FD | Porquê “Gin Tonic”?
MHL | Porquê “Gin Tonic” o quê, pá?
FD | Os livros…
MHL | O Último é só “gin”, já é sem “tonic”… é porque eu gosto da bebida, pá, pura e simplesmente mais nada… gosto mesmo dessa bebida… Na Inglaterra é a bebida das velhas… eu quero que se lixem, pá… eu já estou uma velha também…
FD | E isso do “autor anda muito chateado”, esse quase subtítulo que “agarraste” e “lançaste” muito bem… pode-se dizer que foi intencional?
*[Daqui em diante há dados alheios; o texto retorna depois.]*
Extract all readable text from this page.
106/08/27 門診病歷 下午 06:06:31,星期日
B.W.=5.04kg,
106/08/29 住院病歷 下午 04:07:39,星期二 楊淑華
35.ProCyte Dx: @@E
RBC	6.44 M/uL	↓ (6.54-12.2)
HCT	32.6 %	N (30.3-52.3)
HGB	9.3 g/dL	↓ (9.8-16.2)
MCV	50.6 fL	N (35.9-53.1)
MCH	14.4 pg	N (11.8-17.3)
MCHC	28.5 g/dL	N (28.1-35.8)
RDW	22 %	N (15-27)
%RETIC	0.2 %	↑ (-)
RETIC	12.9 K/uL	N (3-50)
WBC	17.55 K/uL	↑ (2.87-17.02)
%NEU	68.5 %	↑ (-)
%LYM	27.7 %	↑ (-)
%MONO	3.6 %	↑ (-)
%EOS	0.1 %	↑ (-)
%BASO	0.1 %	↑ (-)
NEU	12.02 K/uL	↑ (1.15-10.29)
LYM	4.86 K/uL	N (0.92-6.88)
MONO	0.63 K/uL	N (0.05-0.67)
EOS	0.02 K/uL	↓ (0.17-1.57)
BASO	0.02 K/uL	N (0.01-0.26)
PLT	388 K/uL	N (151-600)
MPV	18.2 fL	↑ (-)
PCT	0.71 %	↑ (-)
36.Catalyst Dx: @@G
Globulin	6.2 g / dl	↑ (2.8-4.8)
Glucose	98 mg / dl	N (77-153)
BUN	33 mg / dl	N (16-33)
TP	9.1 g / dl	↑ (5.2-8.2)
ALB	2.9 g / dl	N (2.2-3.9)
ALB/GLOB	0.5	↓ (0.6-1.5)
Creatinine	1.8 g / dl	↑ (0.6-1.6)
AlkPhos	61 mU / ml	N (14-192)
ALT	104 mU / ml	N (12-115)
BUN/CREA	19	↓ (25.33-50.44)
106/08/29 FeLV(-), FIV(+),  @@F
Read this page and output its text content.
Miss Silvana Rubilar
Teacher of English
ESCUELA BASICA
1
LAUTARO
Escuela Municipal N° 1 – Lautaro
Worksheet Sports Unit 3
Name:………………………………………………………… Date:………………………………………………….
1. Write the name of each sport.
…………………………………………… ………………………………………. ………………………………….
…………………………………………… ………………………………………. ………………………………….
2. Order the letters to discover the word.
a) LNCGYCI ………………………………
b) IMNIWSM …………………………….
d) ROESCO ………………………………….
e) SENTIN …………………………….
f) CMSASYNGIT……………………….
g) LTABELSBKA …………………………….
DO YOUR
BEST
MHL | Não, pá, intencional não foi… é o prazer do gozo que eu tenho constantemente… isso de dizer que “ando muito chateado” pra mim é um gozo enorme, mas de facto ando muito chateado…
FD | Porquê?
MHL | Tu já viste o estado em que eu estou… todo estragado.
(Outras conversas e tocamos no nome do Luís Pacheco)
MHL | Até que ele escreve bem, aquele diabo…
FD | Gosta do Luís Pacheco>
MHL | Como indivíduo ou como escritor?
FD | Os dois…
MHL | Como indivíduo divirto-me muito com o Luís Pacheco. É a pior má-língua deste país. Talvez um dos tipos mais solitários que eu conheço…
FD | Que é que tu pensas que é a solidão?
MHL | a solidão é isto, é isto em que eu vivo, pá….
FD | eu sinto-me totalmente só… permanentemente só… mesmo com você aqui e com a família, às vezes, pá… Eu até tomara não ter família, às vezes… porque é um problema: eu tento me comunicar com eles… porque precisam, são seres humanos, claro, e até gosto muito destas duas velhotas, a senhora dona Juvília e a mãe Hilda; mas repara bem, se todos repararem bem, todos vivemos sós… Tu já reparaste como eu escrevo, pá?
FD | Destruidor…
MHL | Não, não é destruir, pá… o tipo está permanentemente só perante tudo…
FD | Perante si também…
MHL | Perante si, até… é perante si com grandes responsabilidades… e então toma acções, pá… parte prà briga…
FD | Escrever é uma briga?
MHL | É, em certa medida é… é uma forma de combate… Mas é a mesma do indivíduo que põe solas em sapatos… é o combate do indivíduo perante a sociedade que o rodeia, pá…
FD | Terá o escritor de ter mais responsabilidades que o sapateiro…
MHL | Olha, pá, conheço tantos escritores tão irresponsáveis que prefiro o meu amigo sapateiro dali da esquina, que foi um velho republicano…
(Segue um diálogo em que são envolvidos alguns nomes do meio literário português, em que se fala de bofetadas, contrabofetadas, exemplos concretos em que estiveram envolvidos um escritor e um crítico da sua obra, etc.).
FD | …Mas o que eu estou a levantar é a questão do homem que está dentro de si e o homem que expõe aquilo que é… Tu, por exemplo, expões nos teus livros o que sentes, deduzo, o que és…, tá lá todo um rufar de sentimentos, de solidão…, todo o teu sol, a tua limpidez..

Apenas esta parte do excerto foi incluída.